Google Keep

Written by Michael Woodman

Google Keep is a free cloud-based notetaking app which is excellent for capturing ideas, setting yourself reminders, and making checklists. It’s similar to Evernote, in the sense that any notes you capture on your phone are immediately available to you on a PC or Mac when you log in with a Google account.

However, Google Keep has deliberately simplified its interface in a way that makes it extremely intuitive. Notes captured on your phone are displayed as coloured tiles on your computer. You can drag these around the screen as if it were a virtual pinboard, and search your notes by colour. What Google Keep lacks in complexity, it more than makes up for in accessibility and effectiveness.

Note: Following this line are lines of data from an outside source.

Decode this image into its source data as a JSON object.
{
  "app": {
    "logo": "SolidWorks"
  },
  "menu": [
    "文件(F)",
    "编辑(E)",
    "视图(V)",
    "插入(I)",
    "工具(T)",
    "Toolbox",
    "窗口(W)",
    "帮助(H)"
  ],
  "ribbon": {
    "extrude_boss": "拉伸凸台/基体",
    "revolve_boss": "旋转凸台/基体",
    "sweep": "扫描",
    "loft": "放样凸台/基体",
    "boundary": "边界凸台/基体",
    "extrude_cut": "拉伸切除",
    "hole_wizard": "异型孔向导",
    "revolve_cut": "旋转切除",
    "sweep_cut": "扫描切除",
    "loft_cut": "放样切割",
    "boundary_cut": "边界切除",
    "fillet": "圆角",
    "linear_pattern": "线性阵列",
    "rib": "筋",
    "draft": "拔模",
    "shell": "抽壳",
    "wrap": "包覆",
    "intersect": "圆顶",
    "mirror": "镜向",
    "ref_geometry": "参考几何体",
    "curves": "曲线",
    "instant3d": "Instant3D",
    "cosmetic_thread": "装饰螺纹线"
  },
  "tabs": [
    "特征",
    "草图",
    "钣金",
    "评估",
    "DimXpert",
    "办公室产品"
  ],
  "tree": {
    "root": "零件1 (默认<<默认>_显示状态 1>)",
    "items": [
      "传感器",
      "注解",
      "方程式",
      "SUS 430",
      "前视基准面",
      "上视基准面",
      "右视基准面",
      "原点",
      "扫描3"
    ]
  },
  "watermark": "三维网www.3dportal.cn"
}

  • Capture notes by using your phone’s keypad, or simply record a voice note – everything you say is automatically converted to text alongside the audio you recorded.
  • You can also make notes featuring checklists, drawings, and photographs, and even add reminders that show up directly to your Google Calendar.
  • You can install a free plugin for Google Chrome that allows you to quickly save links to interesting websites.
  • You can even collaborate on notes, share your ideas quickly and easily with other users, and export your notes into Google Docs if you want access to more formatting options.

Why I Love Google Keep

Photos that you take using Google Keep can have OCR (Optical Character Recognition) performed on them. This means that any text that appears in a photo will be text that you can copy and paste when you open the picture in Google Keep.

Found a quote in a book you are reading that you want to paste into your essay? Simply take a photo of it, and Google Keep will do the rest.